Accountability for Past Abuses
A truth commission set up by the Correa administration to investigate abuses that occurred during all presidencies from the beginning of the repressive one of León Febres Cordero in 1984 until Correa took office in 2008 documented 136 cases of abuse involving 456 victims, including 68 victims of extrajudicial execution and 17 of enforced disappearance.  Progress by a special prosecutorial unit created in 2010 to investigate these cases has been slow. As of December 2015, judicial procedures had only been initiated in 8 cases.

Reproductive Rights
During the 2012 UPR of Ecuador, the government accepted a recommendation to “strengthen measures to address teenage pregnancy, promoting access to reproductive health services.”

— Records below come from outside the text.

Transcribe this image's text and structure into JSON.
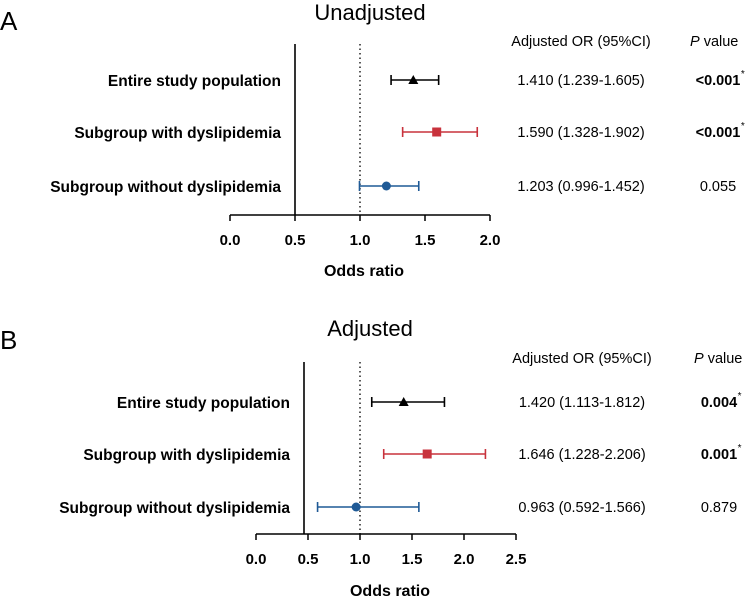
{
  "chart_data": [
    {
      "type": "forest",
      "panel_label": "A",
      "title": "Unadjusted",
      "xlabel": "Odds ratio",
      "xlim": [
        0,
        2.0
      ],
      "xticks": [
        "0.0",
        "0.5",
        "1.0",
        "1.5",
        "2.0"
      ],
      "reference_line": 1.0,
      "header": {
        "or_col": "Adjusted OR (95%CI)",
        "p_col_italic": "P",
        "p_col_rest": " value"
      },
      "rows": [
        {
          "label": "Entire study population",
          "or": 1.41,
          "lower": 1.239,
          "upper": 1.605,
          "marker": "triangle",
          "color": "#000000",
          "or_text": "1.410 (1.239-1.605)",
          "p_text": "<0.001",
          "p_bold": true,
          "p_star": "*"
        },
        {
          "label": "Subgroup with dyslipidemia",
          "or": 1.59,
          "lower": 1.328,
          "upper": 1.902,
          "marker": "square",
          "color": "#c8323c",
          "or_text": "1.590 (1.328-1.902)",
          "p_text": "<0.001",
          "p_bold": true,
          "p_star": "*"
        },
        {
          "label": "Subgroup without dyslipidemia",
          "or": 1.203,
          "lower": 0.996,
          "upper": 1.452,
          "marker": "circle",
          "color": "#1f5a96",
          "or_text": "1.203 (0.996-1.452)",
          "p_text": "0.055",
          "p_bold": false,
          "p_star": ""
        }
      ]
    },
    {
      "type": "forest",
      "panel_label": "B",
      "title": "Adjusted",
      "xlabel": "Odds ratio",
      "xlim": [
        0,
        2.5
      ],
      "xticks": [
        "0.0",
        "0.5",
        "1.0",
        "1.5",
        "2.0",
        "2.5"
      ],
      "reference_line": 1.0,
      "header": {
        "or_col": "Adjusted OR (95%CI)",
        "p_col_italic": "P",
        "p_col_rest": " value"
      },
      "rows": [
        {
          "label": "Entire study population",
          "or": 1.42,
          "lower": 1.113,
          "upper": 1.812,
          "marker": "triangle",
          "color": "#000000",
          "or_text": "1.420 (1.113-1.812)",
          "p_text": "0.004",
          "p_bold": true,
          "p_star": "*"
        },
        {
          "label": "Subgroup with dyslipidemia",
          "or": 1.646,
          "lower": 1.228,
          "upper": 2.206,
          "marker": "square",
          "color": "#c8323c",
          "or_text": "1.646 (1.228-2.206)",
          "p_text": "0.001",
          "p_bold": true,
          "p_star": "*"
        },
        {
          "label": "Subgroup without dyslipidemia",
          "or": 0.963,
          "lower": 0.592,
          "upper": 1.566,
          "marker": "circle",
          "color": "#1f5a96",
          "or_text": "0.963 (0.592-1.566)",
          "p_text": "0.879",
          "p_bold": false,
          "p_star": ""
        }
      ]
    }
  ]
}
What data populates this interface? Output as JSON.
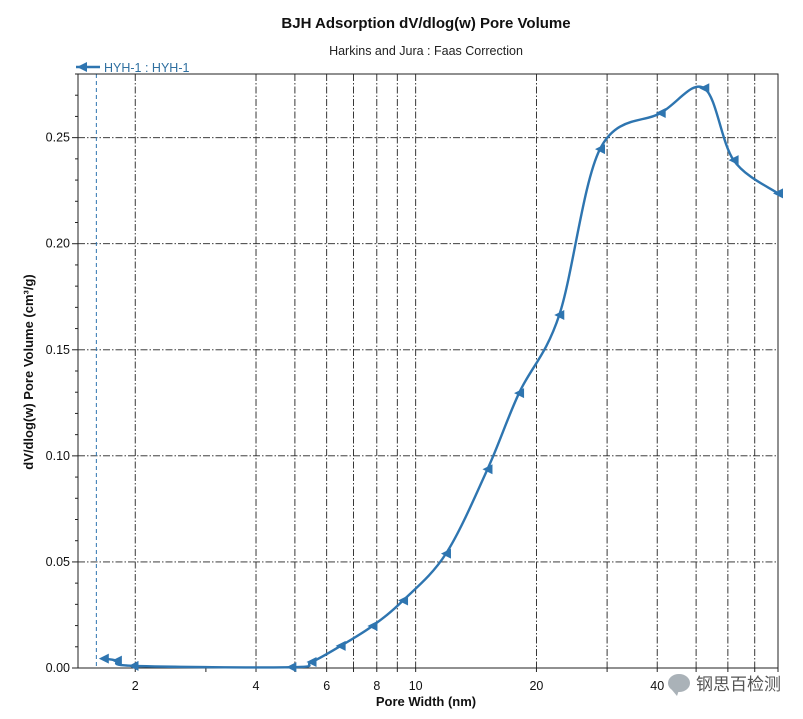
{
  "chart_data": {
    "type": "line",
    "title": "BJH Adsorption dV/dlog(w) Pore Volume",
    "subtitle": "Harkins and Jura : Faas Correction",
    "xlabel": "Pore Width (nm)",
    "ylabel": "dV/dlog(w) Pore Volume (cm³/g)",
    "x_scale": "log",
    "xlim": [
      1.44,
      80
    ],
    "ylim": [
      0,
      0.28
    ],
    "x_ticks": [
      2,
      4,
      6,
      8,
      10,
      20,
      40
    ],
    "x_tick_labels": [
      "2",
      "4",
      "6",
      "8",
      "10",
      "20",
      "40"
    ],
    "x_grid_values": [
      2,
      4,
      5,
      6,
      7,
      8,
      9,
      10,
      20,
      30,
      40,
      50,
      60,
      70
    ],
    "y_ticks": [
      0.0,
      0.05,
      0.1,
      0.15,
      0.2,
      0.25
    ],
    "y_tick_labels": [
      "0.00",
      "0.05",
      "0.10",
      "0.15",
      "0.20",
      "0.25"
    ],
    "grid": true,
    "legend_position": "top-left",
    "reference_line_x": 1.6,
    "series": [
      {
        "name": "HYH-1 : HYH-1",
        "color": "#2e75b0",
        "marker": "left-triangle",
        "x": [
          1.67,
          1.8,
          1.98,
          4.9,
          5.5,
          6.5,
          7.8,
          9.3,
          11.9,
          15.1,
          18.1,
          22.8,
          28.8,
          40.8,
          52.4,
          62.0,
          80.0
        ],
        "y": [
          0.0044,
          0.0035,
          0.001,
          0.0004,
          0.0028,
          0.0104,
          0.0198,
          0.0318,
          0.0539,
          0.0937,
          0.1296,
          0.1664,
          0.2446,
          0.2616,
          0.2733,
          0.2394,
          0.2237
        ]
      }
    ]
  },
  "watermark": "钢思百检测"
}
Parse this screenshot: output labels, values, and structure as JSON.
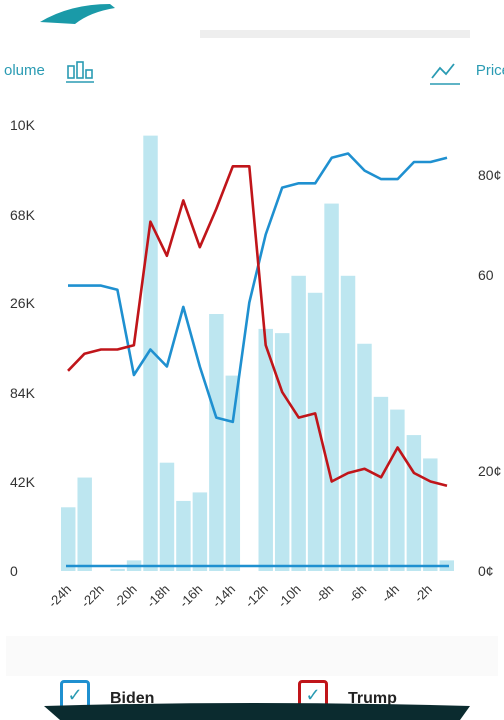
{
  "header": {
    "volume_label": "olume",
    "price_label": "Price",
    "volume_icon": "bar-chart-icon",
    "price_icon": "price-chart-icon"
  },
  "legend": {
    "biden_label": "Biden",
    "trump_label": "Trump"
  },
  "colors": {
    "biden": "#1f90d0",
    "trump": "#c0151a",
    "volume": "#bde6f0",
    "accent": "#2a9bb3"
  },
  "chart_data": {
    "type": "bar+line",
    "x_ticks": [
      "-24h",
      "-22h",
      "-20h",
      "-18h",
      "-16h",
      "-14h",
      "-12h",
      "-10h",
      "-8h",
      "-6h",
      "-4h",
      "-2h"
    ],
    "volume_axis_labels": [
      "0",
      "42K",
      "84K",
      "26K",
      "68K",
      "10K"
    ],
    "price_axis_labels": [
      "0¢",
      "20¢",
      "60",
      "80¢"
    ],
    "volume": {
      "name": "Volume",
      "ylim": [
        0,
        210000
      ],
      "values": [
        30000,
        44000,
        0,
        1000,
        5000,
        205000,
        51000,
        33000,
        37000,
        121000,
        92000,
        0,
        114000,
        112000,
        139000,
        131000,
        173000,
        139000,
        107000,
        82000,
        76000,
        64000,
        53000,
        5000
      ]
    },
    "series": [
      {
        "name": "Biden",
        "ylim": [
          0,
          100
        ],
        "values": [
          67,
          67,
          67,
          66,
          46,
          52,
          48,
          62,
          48,
          36,
          35,
          63,
          79,
          90,
          91,
          91,
          97,
          98,
          94,
          92,
          92,
          96,
          96,
          97
        ]
      },
      {
        "name": "Trump",
        "ylim": [
          0,
          100
        ],
        "values": [
          47,
          51,
          52,
          52,
          53,
          82,
          74,
          87,
          76,
          85,
          95,
          95,
          53,
          42,
          36,
          37,
          21,
          23,
          24,
          22,
          29,
          23,
          21,
          20
        ]
      }
    ]
  }
}
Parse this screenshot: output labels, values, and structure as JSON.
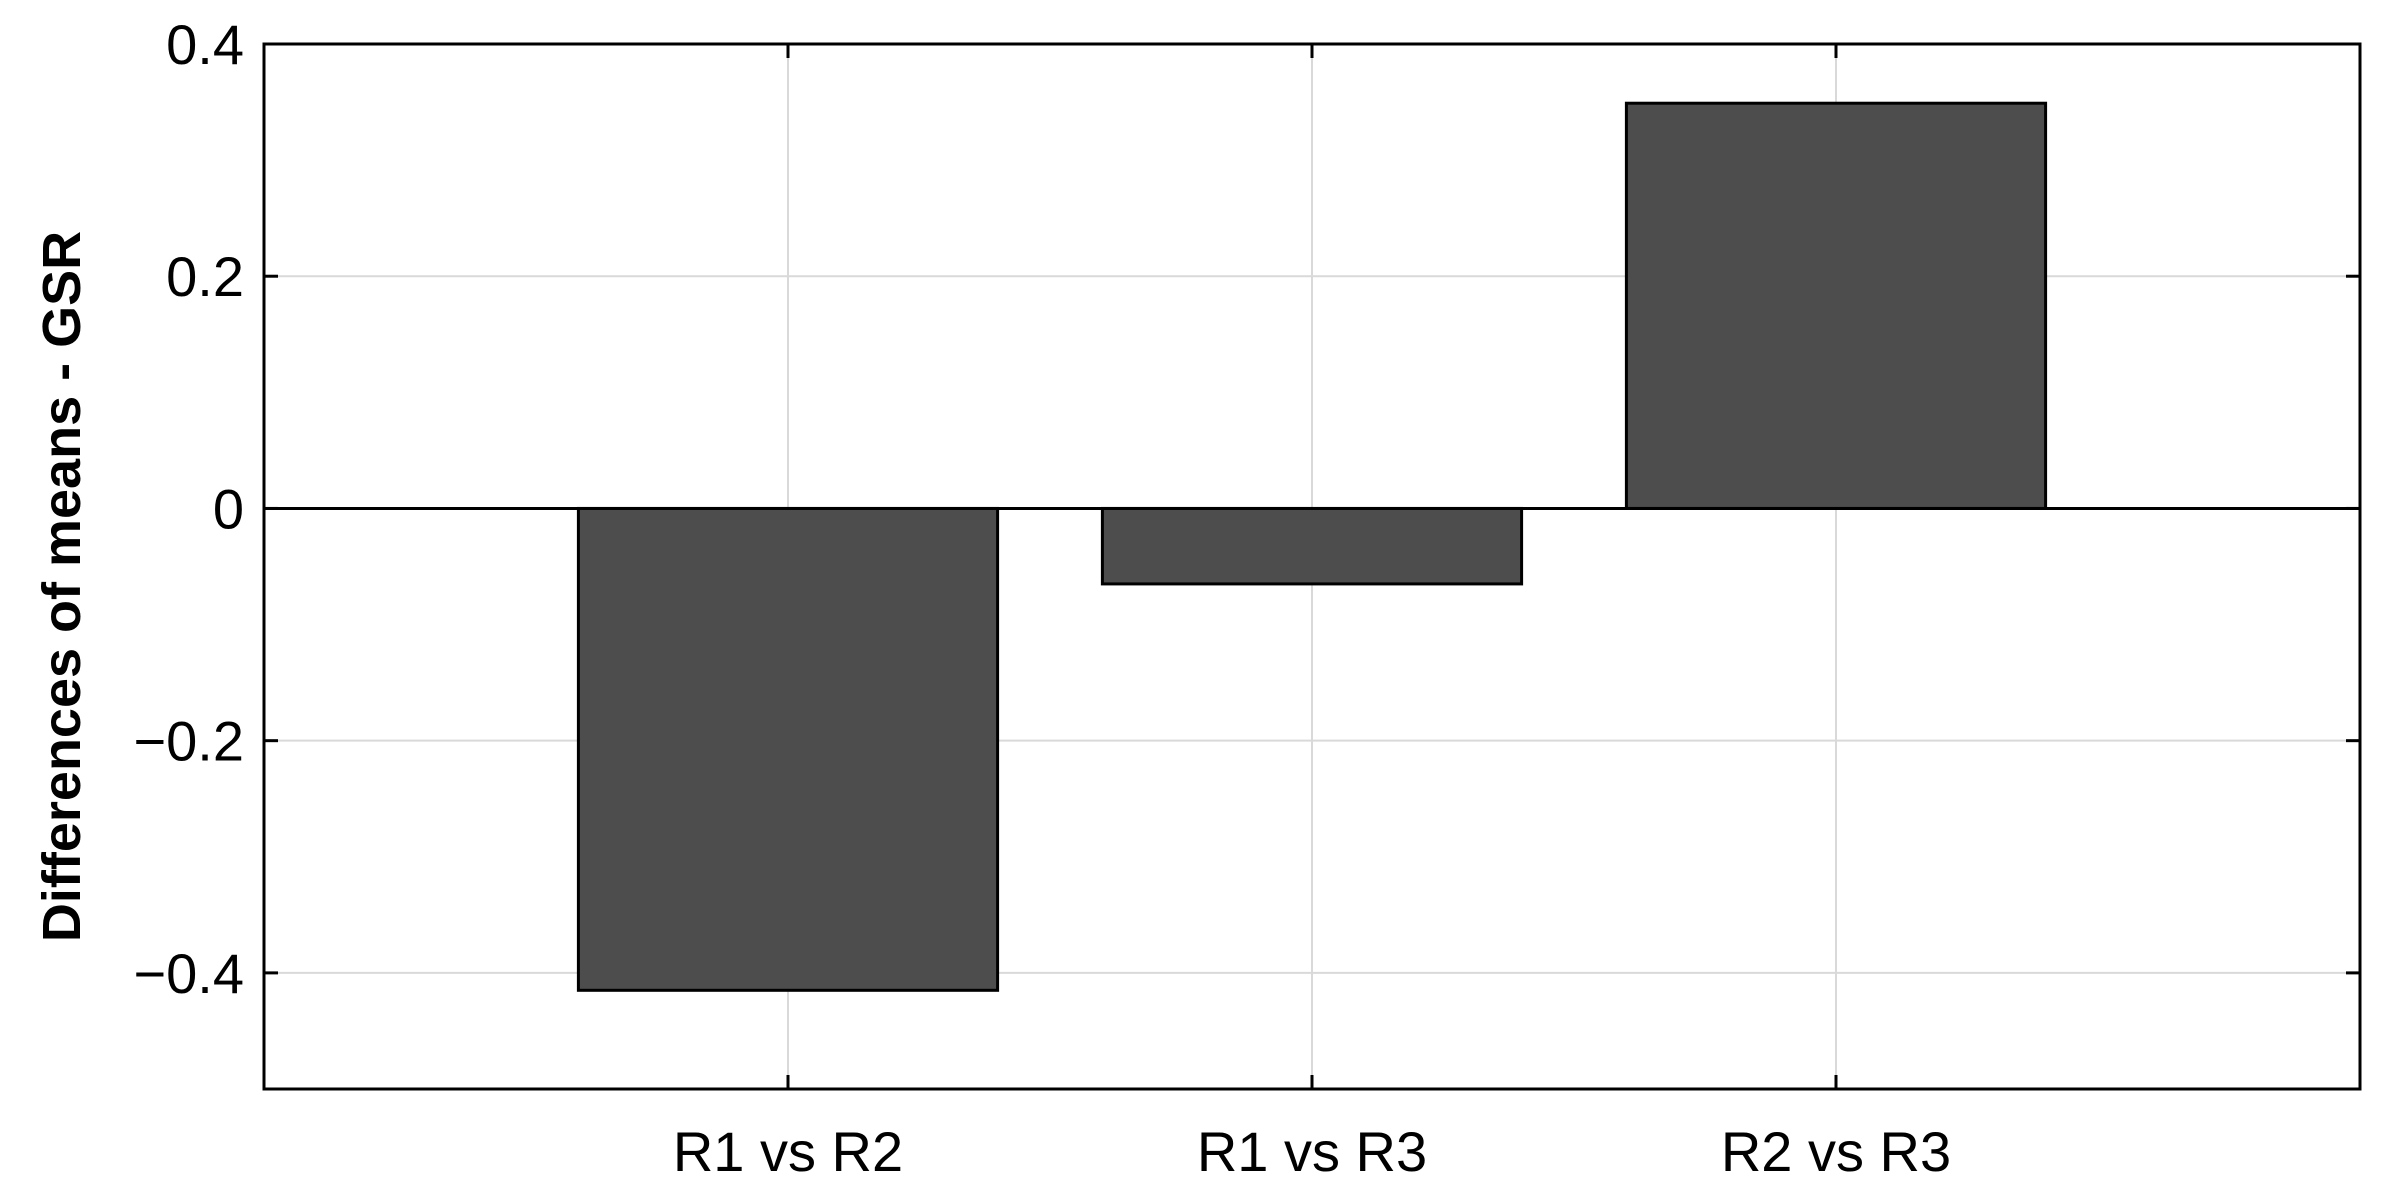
{
  "chart_data": {
    "type": "bar",
    "categories": [
      "R1 vs R2",
      "R1 vs R3",
      "R2 vs R3"
    ],
    "values": [
      -0.415,
      -0.065,
      0.349
    ],
    "ylabel": "Differences of means - GSR",
    "xlabel": "",
    "ylim": [
      -0.5,
      0.4
    ],
    "xlim": [
      0,
      4
    ],
    "yticks": [
      -0.4,
      -0.2,
      0,
      0.2,
      0.4
    ],
    "ytick_labels": [
      "−0.4",
      "−0.2",
      "0",
      "0.2",
      "0.4"
    ],
    "grid": true,
    "legend": "none",
    "bar_color": "#4d4d4d",
    "bar_edge_color": "#000000",
    "grid_color": "#d9d9d9"
  }
}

The right to seek an abortion is limited to instances in which a woman’s health or life is at risk, or when a pregnancy results from the rape of a “woman with a mental disability.” Fear of prosecution drives some women and girls to have illegal and unsafe abortions and impedes health care and services for victims of sexual violence. Fear of prosecution also hinders detection and prevention of sexual and gender-based violence. Government statistics released in 2010, the latest available, indicate that one in four women over 15 years old in Ecuador has been a victim of sexual violence.

III. Recommendations

To address the human rights problems described in this submission:

The government of Ecuador should:

  • Ensure that all security forces to abide by the UN Basic Principles on the Use of Force and Firearms by Law Enforcement Officials when dispersing public demonstrations, and that prison guards respect the rights of detainees;
  • Stop using the Communications Law to order media outlets to publish and transmit political propaganda, including material intended to combat negative news coverage of the government and its policies;
  • End its practice of censoring critics online through U.S. copyright law procedures;
  • Repeal the presidential decree that grants the government broad powers to intervene in the operations of civil society organizations, and ensure that those organizations that have been dissolved by its application are able to reestablish themselves and operate freely; and
  • Ensure that its justice reform efforts protect judicial independence, and take steps to reverse actions that have hurt the independence and integrity of the judiciary.

 

The National Assembly should:

  • Amend provisions in the criminal code that undermine free speech, including the revised versions of terrorism, sabotage, and defamation provisions;
  • Repeal the 2013 Communications Law;
  • Adopt a comprehensive law on rights of migrants and asylum seekers that upholds their rights under international law; and
  • Decriminalize abortion at least in cases of rape, incest, and severe foetal impairment, as recommended by the UN Committee on the Elimination of Discrimination Against Women in February 2015.

The Attorney General’s Office should:

  • Conduct prompt, thorough, and impartial investigations of all police abuses, abuses by prison guards, and human rights violations documented by the Truth Commission; and
  • Stop bringing disproportionate criminal charges against protesters, including but not limited to “terrorism” and “sabotage” charges.